Arah tatap Selené yang tadinya berpendar ke mana-mana, begitu takjub pada setiap benda yang berada di dalam rumah pohon ini, seperti beberapa origami berbentuk burung bangau warna-warni yang bergantungan, banyaknya gambar karya Aiden menempel di dinding dan masih banyak hiasan lainnya--- lantas kini beralih memandangi Aiden. Sembari tersenyum manis, Selené menganggukkan kepalanya pertanda mengerti.
"Kalau begitu ... " Aiden meraih sebuah buku gambar anak-anak miliknya saat kecil dulu beserta pensil warna dari laci kecil yang terdapat di rumah pohon, memberikannya pada Selené agar gadis itu tak merasa bosan menunggunya. "Kamu bisa mewarnai sambil nungguin saya. Seperti ini caranya." Ia meraih satu pensil warna berwarna hijau, mewarnai gambar pohon, mempraktekkan caranya pada Selené yang berbinar-binar takjub.
"Wah, Aiden bisa sihir," ujar Selené takjub, menganggap bahwa warna yang dihasilkan itu adalah sebuah sihir yang dilakukan Aiden.
Kekehan kecil keluar dari mulut Aiden saat mendengar ucapan polos Selené layaknya anak kecil yang baru mengenal dunia mewarnai. "Ini bukan sihir, Selené. Melainkan mewarnai. Yang saya pegang ini." Ia mengangkat pensil warna dalam genggamannya. "Namanya pensil warna, terbuat dari kayu dan ujungnya ini yang menghasilkan warna, berasal dari bubuk berbahan kimia dan mineral."
Selené memiringkan kepalanya tampak bingung, membuat Aiden menghela napas berat. "Intinya ini bukan sihir. Hanya hal-hal biasa yang diciptakan manusia melalui teknologi."
"Teknologi?" ulang Selené tak paham.
"Akh sudahlah." Aiden sudah menyerah untuk menjelaskannya pada Selené. "Kamu mewarnai saja. Saya mau masuk ke dalam rumah dulu. Ingat, jangan ke mana-mana." Ia beranjak dari duduknya.
"Ingat." Selené tersenyum cerah memandangi Aiden yang telah melangkah turun dari rumah pohon. Lalu dirinya beralih menatap berbagai pensil warna yang menciptakan binar-binar indah di manik biru safirnya. "Wah, seperti pelangi." Pensil-pensil warna itu terlihat seperti pelangi baginya.
Selené mengambil pensil berwarna biru, lalu mengaplikasikannya pada gambar langit di buku. "Langit," ujarnya girang, sembari bertepuk tangan, lalu mencoba semua warna yang selalu membuatnya takjub.
• • • • • • •
"Eh, Aiden? Baru pulang?"
Gerakan Aiden yang hendak membuka pintu kamarnya seketika terhenti saat mendengar suara Mamanya yang baru saja keluar dari kamar di sampingnya--- kamar Mamanya.

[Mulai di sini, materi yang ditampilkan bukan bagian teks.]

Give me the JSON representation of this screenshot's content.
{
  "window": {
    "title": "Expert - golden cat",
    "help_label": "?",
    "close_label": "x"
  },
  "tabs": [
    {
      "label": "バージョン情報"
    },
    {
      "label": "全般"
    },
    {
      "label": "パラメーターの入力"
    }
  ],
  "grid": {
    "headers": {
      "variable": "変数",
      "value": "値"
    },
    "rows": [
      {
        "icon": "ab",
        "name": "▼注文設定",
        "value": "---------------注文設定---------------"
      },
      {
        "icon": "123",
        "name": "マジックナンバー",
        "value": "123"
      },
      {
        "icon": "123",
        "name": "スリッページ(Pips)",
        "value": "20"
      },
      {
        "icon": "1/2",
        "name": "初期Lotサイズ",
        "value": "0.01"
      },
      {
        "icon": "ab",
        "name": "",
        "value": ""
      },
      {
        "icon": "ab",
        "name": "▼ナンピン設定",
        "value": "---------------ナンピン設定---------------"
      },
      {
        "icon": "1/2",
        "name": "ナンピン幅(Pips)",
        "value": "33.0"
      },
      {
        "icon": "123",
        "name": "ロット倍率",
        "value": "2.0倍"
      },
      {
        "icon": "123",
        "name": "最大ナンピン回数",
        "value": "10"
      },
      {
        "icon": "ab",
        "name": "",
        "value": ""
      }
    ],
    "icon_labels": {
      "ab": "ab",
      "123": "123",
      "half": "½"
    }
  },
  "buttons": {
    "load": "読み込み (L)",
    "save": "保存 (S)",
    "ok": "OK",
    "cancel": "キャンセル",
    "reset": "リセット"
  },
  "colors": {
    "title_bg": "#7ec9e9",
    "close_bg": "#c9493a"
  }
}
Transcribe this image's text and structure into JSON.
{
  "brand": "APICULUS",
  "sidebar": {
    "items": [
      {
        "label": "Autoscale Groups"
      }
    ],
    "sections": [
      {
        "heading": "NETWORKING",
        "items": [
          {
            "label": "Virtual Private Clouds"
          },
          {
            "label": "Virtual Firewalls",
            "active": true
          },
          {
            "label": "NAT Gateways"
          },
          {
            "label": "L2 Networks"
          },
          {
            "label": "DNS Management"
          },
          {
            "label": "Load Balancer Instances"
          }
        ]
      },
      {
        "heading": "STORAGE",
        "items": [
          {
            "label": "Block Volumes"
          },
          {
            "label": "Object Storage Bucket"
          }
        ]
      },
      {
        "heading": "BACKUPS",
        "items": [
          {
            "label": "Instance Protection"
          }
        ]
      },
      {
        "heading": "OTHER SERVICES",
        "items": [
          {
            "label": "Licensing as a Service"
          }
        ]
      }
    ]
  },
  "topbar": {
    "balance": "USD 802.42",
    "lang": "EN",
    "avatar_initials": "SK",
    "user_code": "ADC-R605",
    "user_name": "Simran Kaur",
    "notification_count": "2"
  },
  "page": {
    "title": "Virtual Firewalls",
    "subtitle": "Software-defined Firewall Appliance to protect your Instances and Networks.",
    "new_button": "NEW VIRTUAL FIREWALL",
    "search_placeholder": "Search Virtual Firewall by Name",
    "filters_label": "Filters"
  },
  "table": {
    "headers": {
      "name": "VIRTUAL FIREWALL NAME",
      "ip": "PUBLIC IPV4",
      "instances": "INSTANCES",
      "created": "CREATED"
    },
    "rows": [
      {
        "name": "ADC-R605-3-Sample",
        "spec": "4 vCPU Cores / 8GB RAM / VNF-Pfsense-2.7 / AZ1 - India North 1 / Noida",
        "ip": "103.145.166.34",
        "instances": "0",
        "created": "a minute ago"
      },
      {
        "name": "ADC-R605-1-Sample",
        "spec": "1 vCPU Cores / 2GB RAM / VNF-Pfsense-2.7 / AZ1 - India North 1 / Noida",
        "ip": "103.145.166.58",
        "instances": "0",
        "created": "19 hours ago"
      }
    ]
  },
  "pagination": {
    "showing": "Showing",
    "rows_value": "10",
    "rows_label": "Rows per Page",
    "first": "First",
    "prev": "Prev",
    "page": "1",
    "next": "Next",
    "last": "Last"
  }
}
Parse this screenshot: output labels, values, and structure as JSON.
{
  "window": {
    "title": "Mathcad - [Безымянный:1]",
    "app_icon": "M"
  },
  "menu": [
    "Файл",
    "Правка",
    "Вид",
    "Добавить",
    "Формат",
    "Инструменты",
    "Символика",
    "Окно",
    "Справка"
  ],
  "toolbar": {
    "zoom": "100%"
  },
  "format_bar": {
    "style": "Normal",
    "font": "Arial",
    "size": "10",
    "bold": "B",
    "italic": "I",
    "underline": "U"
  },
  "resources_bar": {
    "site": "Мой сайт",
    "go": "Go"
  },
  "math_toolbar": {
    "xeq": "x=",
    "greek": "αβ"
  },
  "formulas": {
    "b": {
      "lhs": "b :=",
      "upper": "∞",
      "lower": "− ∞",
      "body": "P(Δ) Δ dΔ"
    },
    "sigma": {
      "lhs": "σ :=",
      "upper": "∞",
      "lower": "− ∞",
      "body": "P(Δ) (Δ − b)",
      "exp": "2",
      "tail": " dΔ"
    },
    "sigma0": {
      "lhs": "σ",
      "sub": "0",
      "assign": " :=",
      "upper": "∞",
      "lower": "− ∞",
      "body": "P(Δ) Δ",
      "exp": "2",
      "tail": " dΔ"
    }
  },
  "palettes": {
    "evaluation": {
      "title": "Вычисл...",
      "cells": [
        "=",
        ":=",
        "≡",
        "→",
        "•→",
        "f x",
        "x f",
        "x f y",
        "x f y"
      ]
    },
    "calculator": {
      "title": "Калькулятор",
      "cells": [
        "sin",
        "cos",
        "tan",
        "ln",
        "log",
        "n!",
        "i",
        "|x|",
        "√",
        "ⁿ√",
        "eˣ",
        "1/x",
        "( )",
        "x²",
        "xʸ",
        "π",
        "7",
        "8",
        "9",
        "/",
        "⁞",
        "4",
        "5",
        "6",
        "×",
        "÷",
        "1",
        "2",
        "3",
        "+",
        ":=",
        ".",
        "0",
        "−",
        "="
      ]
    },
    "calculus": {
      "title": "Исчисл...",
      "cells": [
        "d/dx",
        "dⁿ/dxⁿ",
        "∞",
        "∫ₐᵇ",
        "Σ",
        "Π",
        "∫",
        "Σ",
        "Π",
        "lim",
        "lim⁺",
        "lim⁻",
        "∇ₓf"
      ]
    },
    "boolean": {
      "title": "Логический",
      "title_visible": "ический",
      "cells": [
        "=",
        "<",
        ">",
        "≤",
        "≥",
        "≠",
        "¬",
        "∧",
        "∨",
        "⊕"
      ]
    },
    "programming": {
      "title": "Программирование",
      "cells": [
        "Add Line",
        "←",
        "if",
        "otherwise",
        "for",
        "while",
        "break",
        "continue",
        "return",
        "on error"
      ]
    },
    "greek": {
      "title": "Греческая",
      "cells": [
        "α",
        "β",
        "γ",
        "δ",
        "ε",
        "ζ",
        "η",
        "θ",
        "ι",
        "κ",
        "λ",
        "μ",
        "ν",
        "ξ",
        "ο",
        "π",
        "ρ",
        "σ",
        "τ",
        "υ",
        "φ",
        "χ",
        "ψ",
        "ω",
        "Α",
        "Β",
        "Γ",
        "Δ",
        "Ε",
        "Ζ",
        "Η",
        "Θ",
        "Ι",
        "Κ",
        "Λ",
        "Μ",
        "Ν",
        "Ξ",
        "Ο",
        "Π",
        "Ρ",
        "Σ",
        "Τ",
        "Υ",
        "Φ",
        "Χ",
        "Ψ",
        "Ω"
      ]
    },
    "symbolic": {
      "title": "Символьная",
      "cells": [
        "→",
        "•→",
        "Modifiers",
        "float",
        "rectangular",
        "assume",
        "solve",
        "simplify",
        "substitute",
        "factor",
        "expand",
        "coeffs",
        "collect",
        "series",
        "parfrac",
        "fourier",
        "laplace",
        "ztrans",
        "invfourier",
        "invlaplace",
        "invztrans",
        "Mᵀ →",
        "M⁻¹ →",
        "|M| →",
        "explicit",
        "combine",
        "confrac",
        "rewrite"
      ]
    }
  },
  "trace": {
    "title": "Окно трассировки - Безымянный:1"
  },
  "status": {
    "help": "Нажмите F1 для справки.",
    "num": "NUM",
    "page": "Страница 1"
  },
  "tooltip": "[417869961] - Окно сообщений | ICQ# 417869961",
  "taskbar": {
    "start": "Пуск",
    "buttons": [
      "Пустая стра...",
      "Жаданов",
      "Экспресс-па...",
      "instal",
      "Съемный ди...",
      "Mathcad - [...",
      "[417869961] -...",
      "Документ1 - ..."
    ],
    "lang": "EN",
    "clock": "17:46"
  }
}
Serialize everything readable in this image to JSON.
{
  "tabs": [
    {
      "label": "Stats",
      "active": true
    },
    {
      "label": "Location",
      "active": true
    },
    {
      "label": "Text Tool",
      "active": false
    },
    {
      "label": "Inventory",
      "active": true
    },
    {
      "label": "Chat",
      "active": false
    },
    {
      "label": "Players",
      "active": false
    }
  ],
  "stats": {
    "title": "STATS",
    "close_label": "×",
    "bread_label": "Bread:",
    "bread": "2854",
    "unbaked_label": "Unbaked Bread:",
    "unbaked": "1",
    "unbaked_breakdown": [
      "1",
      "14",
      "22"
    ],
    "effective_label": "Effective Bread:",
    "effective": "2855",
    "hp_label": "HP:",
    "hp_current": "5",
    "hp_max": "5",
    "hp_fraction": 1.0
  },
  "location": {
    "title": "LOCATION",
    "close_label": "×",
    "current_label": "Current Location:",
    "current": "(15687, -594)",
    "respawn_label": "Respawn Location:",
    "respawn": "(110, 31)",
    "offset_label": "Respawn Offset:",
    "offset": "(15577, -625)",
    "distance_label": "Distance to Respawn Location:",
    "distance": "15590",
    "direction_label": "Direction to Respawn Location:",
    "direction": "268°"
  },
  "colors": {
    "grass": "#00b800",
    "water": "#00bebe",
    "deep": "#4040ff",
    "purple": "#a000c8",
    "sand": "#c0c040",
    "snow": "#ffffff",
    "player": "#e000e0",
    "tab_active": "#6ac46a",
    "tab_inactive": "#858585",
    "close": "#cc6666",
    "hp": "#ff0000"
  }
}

Aiden mengangguk kikuk. "Iya, Mah," jawabnya. "Mama mau ke mana?" tanyanya melihat penampilan Mamanya yang tampak rapi dan tak lagi mengenakan daster rumahan.
"Karena Gerhana Mataharinya udah selesai. Pemerintah juga udah cabut larangannya untuk keluar rumah. Jadi ini Mama mau keluar beli bahan-bahan makanan. Soalnya stok makanan udah menipis. Kamu jaga rumah, ya, jangan ke mana-mana lagi," jawab wanita itu. "Kamu bersih-bersih badan dulu. Kan kamu habis dari luar. Jangan langsung tidur."